Although most people immediately assume that divorce has to be stressful and full of arguments over property and asset division, that isn’t always the case. In fact, there are many different forms of divorce that you and your spouse can use to separate from one another. In this blog, we talk about some of these forms of divorce to help you decide which one is right for your situation.

No-Fault Divorce

Not too long ago, the burden fell on the spouse who wanted the divorce to prove wrongdoing by the other party to justify the divorce. Common reasons used to justify divorce included adultery, extreme cruelty, abandonment, and domestic abuse. Although most states have done away with proving fault and switched to a no-fault approach that acknowledges both parties have contributed to the breakdown of the marriage, three states still have laws that require fault to be proven – Arizona, Arkansas, and Louisiana.

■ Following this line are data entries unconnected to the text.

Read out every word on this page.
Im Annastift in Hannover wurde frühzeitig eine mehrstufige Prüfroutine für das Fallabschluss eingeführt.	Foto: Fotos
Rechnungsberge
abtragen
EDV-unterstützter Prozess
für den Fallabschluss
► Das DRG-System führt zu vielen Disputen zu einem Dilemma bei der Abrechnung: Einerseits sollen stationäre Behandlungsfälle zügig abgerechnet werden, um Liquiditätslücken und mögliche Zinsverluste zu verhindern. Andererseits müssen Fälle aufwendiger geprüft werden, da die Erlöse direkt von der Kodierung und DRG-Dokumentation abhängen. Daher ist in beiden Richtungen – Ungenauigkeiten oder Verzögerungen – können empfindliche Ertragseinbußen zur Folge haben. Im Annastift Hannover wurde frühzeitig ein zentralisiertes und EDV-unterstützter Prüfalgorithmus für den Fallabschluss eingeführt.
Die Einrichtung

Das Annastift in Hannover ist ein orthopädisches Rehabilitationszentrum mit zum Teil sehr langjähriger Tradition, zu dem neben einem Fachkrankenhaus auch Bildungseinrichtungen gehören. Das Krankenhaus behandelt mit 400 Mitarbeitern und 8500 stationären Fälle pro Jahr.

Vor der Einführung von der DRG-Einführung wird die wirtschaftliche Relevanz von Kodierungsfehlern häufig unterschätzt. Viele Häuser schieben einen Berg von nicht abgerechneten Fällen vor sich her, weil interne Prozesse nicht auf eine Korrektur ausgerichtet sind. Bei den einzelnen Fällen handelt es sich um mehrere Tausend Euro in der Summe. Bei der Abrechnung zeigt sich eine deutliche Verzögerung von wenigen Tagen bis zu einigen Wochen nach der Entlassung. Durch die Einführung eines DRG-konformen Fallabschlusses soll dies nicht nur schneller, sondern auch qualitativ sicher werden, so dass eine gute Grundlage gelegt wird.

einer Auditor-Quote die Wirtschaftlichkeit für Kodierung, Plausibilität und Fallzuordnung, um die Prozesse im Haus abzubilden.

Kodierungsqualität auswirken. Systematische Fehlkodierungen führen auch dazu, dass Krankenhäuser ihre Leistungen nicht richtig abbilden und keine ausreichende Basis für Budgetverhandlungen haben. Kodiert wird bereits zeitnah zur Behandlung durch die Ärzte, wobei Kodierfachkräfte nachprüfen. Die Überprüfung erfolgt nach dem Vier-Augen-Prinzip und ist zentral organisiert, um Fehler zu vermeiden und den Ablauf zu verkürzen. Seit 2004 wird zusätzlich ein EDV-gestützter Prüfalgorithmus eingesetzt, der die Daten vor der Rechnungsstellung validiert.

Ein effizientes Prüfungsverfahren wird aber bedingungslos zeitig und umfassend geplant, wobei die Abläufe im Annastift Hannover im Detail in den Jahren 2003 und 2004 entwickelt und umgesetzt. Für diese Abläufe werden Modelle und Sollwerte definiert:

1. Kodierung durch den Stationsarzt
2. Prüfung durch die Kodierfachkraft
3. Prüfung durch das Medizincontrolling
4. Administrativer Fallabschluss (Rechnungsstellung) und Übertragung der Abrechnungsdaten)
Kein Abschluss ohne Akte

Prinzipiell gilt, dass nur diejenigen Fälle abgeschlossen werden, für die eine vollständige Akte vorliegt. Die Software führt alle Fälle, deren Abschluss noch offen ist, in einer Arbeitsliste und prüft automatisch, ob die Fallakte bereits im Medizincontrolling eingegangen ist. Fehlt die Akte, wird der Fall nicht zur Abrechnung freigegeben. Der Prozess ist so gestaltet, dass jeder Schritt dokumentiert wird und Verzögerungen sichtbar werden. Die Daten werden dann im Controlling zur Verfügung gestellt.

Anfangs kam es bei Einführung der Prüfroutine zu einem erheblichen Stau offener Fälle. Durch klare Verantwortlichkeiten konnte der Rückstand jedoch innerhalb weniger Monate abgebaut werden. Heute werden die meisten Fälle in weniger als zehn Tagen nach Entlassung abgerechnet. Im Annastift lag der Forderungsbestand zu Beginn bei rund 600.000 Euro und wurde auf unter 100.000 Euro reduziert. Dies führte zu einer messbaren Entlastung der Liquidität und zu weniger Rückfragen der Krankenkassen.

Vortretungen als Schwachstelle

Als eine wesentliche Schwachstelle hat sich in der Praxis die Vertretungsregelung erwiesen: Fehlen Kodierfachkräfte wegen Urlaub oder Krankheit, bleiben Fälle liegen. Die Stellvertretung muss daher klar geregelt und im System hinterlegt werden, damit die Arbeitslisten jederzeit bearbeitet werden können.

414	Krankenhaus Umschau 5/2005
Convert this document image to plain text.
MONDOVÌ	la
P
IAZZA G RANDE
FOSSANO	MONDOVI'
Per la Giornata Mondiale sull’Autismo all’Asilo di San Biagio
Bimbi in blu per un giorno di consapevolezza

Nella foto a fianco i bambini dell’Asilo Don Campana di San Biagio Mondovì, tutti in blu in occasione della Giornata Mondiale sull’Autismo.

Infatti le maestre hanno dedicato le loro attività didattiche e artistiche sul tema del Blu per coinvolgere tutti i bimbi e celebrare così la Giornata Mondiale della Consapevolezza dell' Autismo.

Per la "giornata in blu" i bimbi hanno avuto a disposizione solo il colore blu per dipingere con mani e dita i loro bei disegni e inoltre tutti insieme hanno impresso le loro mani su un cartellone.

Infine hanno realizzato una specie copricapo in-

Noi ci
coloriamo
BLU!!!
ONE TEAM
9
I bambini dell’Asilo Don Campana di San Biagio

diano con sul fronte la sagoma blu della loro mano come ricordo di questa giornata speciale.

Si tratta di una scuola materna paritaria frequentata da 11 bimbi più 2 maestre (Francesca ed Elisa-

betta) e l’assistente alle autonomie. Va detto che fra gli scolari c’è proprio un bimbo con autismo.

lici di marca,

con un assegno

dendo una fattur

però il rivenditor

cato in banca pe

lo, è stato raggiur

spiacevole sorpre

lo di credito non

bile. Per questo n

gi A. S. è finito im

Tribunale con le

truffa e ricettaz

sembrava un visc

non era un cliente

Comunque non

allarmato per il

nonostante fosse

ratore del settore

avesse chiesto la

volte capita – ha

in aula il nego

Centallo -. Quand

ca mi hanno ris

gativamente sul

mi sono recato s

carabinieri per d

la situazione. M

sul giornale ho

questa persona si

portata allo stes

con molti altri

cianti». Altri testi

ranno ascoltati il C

Some states also provide the “fault” option along with the no-fault one. No-fault divorces are standard practice for couples who don’t expect a lot of disputes about matters like separating assets.

Contested Divorce

This kind of divorce is the conventional “heated” divorce that you often see on TV and in movies. It generally involves both spouses hiring separate attorneys and taking contentious issues to court for a judge to make a ruling. The formal process of a contested divorce typically involves hearings, settlement negotiations, and even a trial in some situations. A contested divorce might be required if both spouses have a high net worth, considerable assets, and other financial liabilities that might be at stake during the proceedings.

Abandonment Divorce

A spouse can have the grounds to divorce if the other spouse suddenly leaves the marriage. This is known as an abandonment divorce. Abandonment occurs when one spouse leaves the other without consent. Similar to adultery, proving that your spouse has deserted you requires you to establish that they left for more than a year, you failed to agree about the departure, your spouse failed to pay support, and the departure was not caused by you.